Le Grand Orient adopte ainsi les codes du langage de Davos, légitimant la transition vers une société gérée par la data et hors du champ démocratique. Les loges deviennent un espace de réseaux où ces consensus se forment avant d’être diffusés dans les administrations, les entreprises et les associations.


L’écologie et la réforme sociale comme leviers

Deux autres axes dominent :

  • L’écologie, avec la “transition verte”, qui derrière le discours environnemental prépare une logique de contrainte : sobriété énergétique imposée, réduction de la consommation, contrôle social renforcé.
  • La réforme sociale, présentée comme une refondation du pacte solidaire, mais qui risque de déboucher sur un contrat social technocratique, aligné sur les contraintes économiques mondialisées plutôt que sur un choix démocratique souverain.

Le Grand Orient ne se positionne donc plus comme un acteur national indépendant, mais comme un relais des politiques globalistes.


Une institution relais du pouvoir globaliste

Le choix de Bertinotti, économiste issu de la haute fonction publique, garantit l’intégration de l’obédience dans les logiques de gouvernance transnationale.
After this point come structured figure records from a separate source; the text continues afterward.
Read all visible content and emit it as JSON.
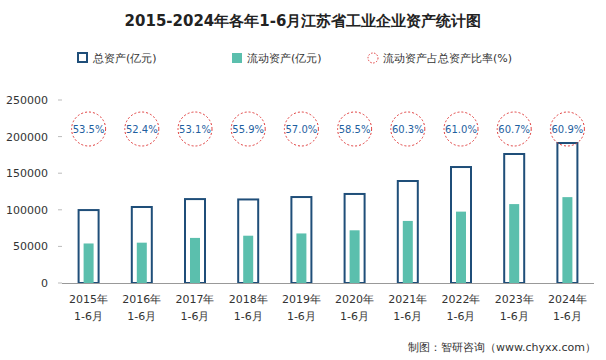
{
  "chart_data": {
    "type": "bar",
    "title": "2015-2024年各年1-6月江苏省工业企业资产统计图",
    "categories": [
      "2015年1-6月",
      "2016年1-6月",
      "2017年1-6月",
      "2018年1-6月",
      "2019年1-6月",
      "2020年1-6月",
      "2021年1-6月",
      "2022年1-6月",
      "2023年1-6月",
      "2024年1-6月"
    ],
    "series": [
      {
        "name": "总资产(亿元)",
        "type": "bar",
        "color": "#1f4e79",
        "values": [
          101000,
          105200,
          116000,
          115500,
          118800,
          123000,
          140700,
          159800,
          177600,
          192600
        ]
      },
      {
        "name": "流动资产(亿元)",
        "type": "bar",
        "color": "#5bbfad",
        "values": [
          54000,
          55100,
          61600,
          64600,
          67700,
          72000,
          84800,
          97500,
          107800,
          117300
        ]
      },
      {
        "name": "流动资产占总资产比率(%)",
        "type": "annotation",
        "color": "#e03c3c",
        "values": [
          53.5,
          52.4,
          53.1,
          55.9,
          57.0,
          58.5,
          60.3,
          61.0,
          60.7,
          60.9
        ],
        "value_labels": [
          "53.5%",
          "52.4%",
          "53.1%",
          "55.9%",
          "57.0%",
          "58.5%",
          "60.3%",
          "61.0%",
          "60.7%",
          "60.9%"
        ]
      }
    ],
    "ylim": [
      0,
      250000
    ],
    "yticks": [
      0,
      50000,
      100000,
      150000,
      200000,
      250000
    ],
    "grid": false,
    "legend": "top",
    "data_labels": true,
    "source": "制图：智研咨询（www.chyxx.com）"
  }
}
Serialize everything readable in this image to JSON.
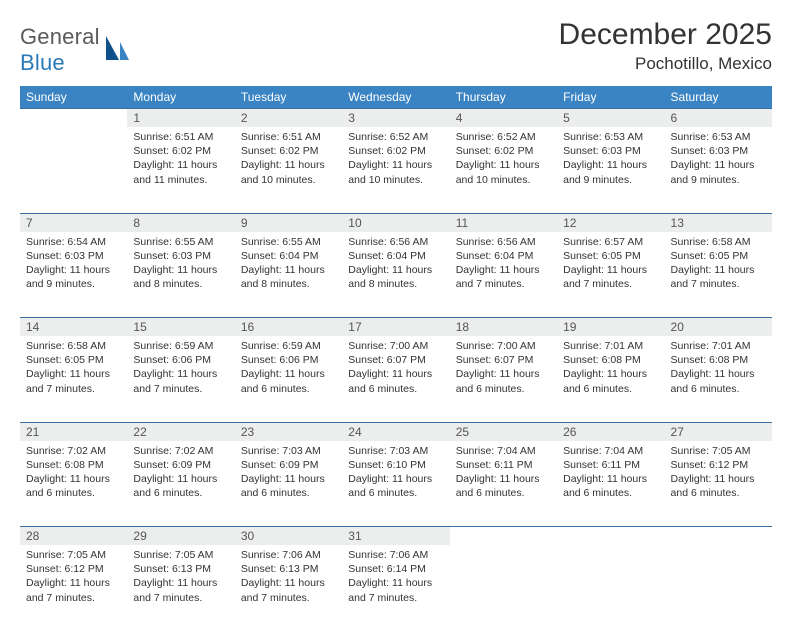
{
  "brand": {
    "general": "General",
    "blue": "Blue"
  },
  "title": "December 2025",
  "location": "Pochotillo, Mexico",
  "colors": {
    "header_bg": "#3b84c4",
    "header_text": "#ffffff",
    "daynum_bg": "#eceded",
    "rule": "#3b6ea0",
    "body_text": "#333333",
    "logo_gray": "#5a5a5a",
    "logo_blue": "#2a7ab8",
    "sail_dark": "#0f4f8a",
    "sail_light": "#3b84c4"
  },
  "weekdays": [
    "Sunday",
    "Monday",
    "Tuesday",
    "Wednesday",
    "Thursday",
    "Friday",
    "Saturday"
  ],
  "weeks": [
    [
      null,
      {
        "n": "1",
        "sr": "6:51 AM",
        "ss": "6:02 PM",
        "dl": "11 hours and 11 minutes."
      },
      {
        "n": "2",
        "sr": "6:51 AM",
        "ss": "6:02 PM",
        "dl": "11 hours and 10 minutes."
      },
      {
        "n": "3",
        "sr": "6:52 AM",
        "ss": "6:02 PM",
        "dl": "11 hours and 10 minutes."
      },
      {
        "n": "4",
        "sr": "6:52 AM",
        "ss": "6:02 PM",
        "dl": "11 hours and 10 minutes."
      },
      {
        "n": "5",
        "sr": "6:53 AM",
        "ss": "6:03 PM",
        "dl": "11 hours and 9 minutes."
      },
      {
        "n": "6",
        "sr": "6:53 AM",
        "ss": "6:03 PM",
        "dl": "11 hours and 9 minutes."
      }
    ],
    [
      {
        "n": "7",
        "sr": "6:54 AM",
        "ss": "6:03 PM",
        "dl": "11 hours and 9 minutes."
      },
      {
        "n": "8",
        "sr": "6:55 AM",
        "ss": "6:03 PM",
        "dl": "11 hours and 8 minutes."
      },
      {
        "n": "9",
        "sr": "6:55 AM",
        "ss": "6:04 PM",
        "dl": "11 hours and 8 minutes."
      },
      {
        "n": "10",
        "sr": "6:56 AM",
        "ss": "6:04 PM",
        "dl": "11 hours and 8 minutes."
      },
      {
        "n": "11",
        "sr": "6:56 AM",
        "ss": "6:04 PM",
        "dl": "11 hours and 7 minutes."
      },
      {
        "n": "12",
        "sr": "6:57 AM",
        "ss": "6:05 PM",
        "dl": "11 hours and 7 minutes."
      },
      {
        "n": "13",
        "sr": "6:58 AM",
        "ss": "6:05 PM",
        "dl": "11 hours and 7 minutes."
      }
    ],
    [
      {
        "n": "14",
        "sr": "6:58 AM",
        "ss": "6:05 PM",
        "dl": "11 hours and 7 minutes."
      },
      {
        "n": "15",
        "sr": "6:59 AM",
        "ss": "6:06 PM",
        "dl": "11 hours and 7 minutes."
      },
      {
        "n": "16",
        "sr": "6:59 AM",
        "ss": "6:06 PM",
        "dl": "11 hours and 6 minutes."
      },
      {
        "n": "17",
        "sr": "7:00 AM",
        "ss": "6:07 PM",
        "dl": "11 hours and 6 minutes."
      },
      {
        "n": "18",
        "sr": "7:00 AM",
        "ss": "6:07 PM",
        "dl": "11 hours and 6 minutes."
      },
      {
        "n": "19",
        "sr": "7:01 AM",
        "ss": "6:08 PM",
        "dl": "11 hours and 6 minutes."
      },
      {
        "n": "20",
        "sr": "7:01 AM",
        "ss": "6:08 PM",
        "dl": "11 hours and 6 minutes."
      }
    ],
    [
      {
        "n": "21",
        "sr": "7:02 AM",
        "ss": "6:08 PM",
        "dl": "11 hours and 6 minutes."
      },
      {
        "n": "22",
        "sr": "7:02 AM",
        "ss": "6:09 PM",
        "dl": "11 hours and 6 minutes."
      },
      {
        "n": "23",
        "sr": "7:03 AM",
        "ss": "6:09 PM",
        "dl": "11 hours and 6 minutes."
      },
      {
        "n": "24",
        "sr": "7:03 AM",
        "ss": "6:10 PM",
        "dl": "11 hours and 6 minutes."
      },
      {
        "n": "25",
        "sr": "7:04 AM",
        "ss": "6:11 PM",
        "dl": "11 hours and 6 minutes."
      },
      {
        "n": "26",
        "sr": "7:04 AM",
        "ss": "6:11 PM",
        "dl": "11 hours and 6 minutes."
      },
      {
        "n": "27",
        "sr": "7:05 AM",
        "ss": "6:12 PM",
        "dl": "11 hours and 6 minutes."
      }
    ],
    [
      {
        "n": "28",
        "sr": "7:05 AM",
        "ss": "6:12 PM",
        "dl": "11 hours and 7 minutes."
      },
      {
        "n": "29",
        "sr": "7:05 AM",
        "ss": "6:13 PM",
        "dl": "11 hours and 7 minutes."
      },
      {
        "n": "30",
        "sr": "7:06 AM",
        "ss": "6:13 PM",
        "dl": "11 hours and 7 minutes."
      },
      {
        "n": "31",
        "sr": "7:06 AM",
        "ss": "6:14 PM",
        "dl": "11 hours and 7 minutes."
      },
      null,
      null,
      null
    ]
  ],
  "labels": {
    "sunrise": "Sunrise:",
    "sunset": "Sunset:",
    "daylight": "Daylight:"
  }
}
L’absence quasi totale de couverture médiatique n’est pas anodine : elle permet à cette évolution de s’imposer sans débat public. L’invocation de valeurs républicaines – démocratie, laïcité, solidarité – fonctionne comme un paravent idéologique dissimulant une réalité plus brutale :
👉 le Grand Orient devient un bras auxiliaire des réseaux mondialistes, imposant en France des modèles conçus par le WEF et d’autres structures globales.


Conclusion

Historiquement lié à la République, le Grand Orient s’éloigne désormais de son rôle national pour endosser celui de vecteur de gouvernance mondiale.
Une mutation lourde de conséquences, qui place la société française face à une question centrale : souhaite-t-elle encore décider pour elle-même, ou se laisser gouverner par des normes imposées de l’extérieur ?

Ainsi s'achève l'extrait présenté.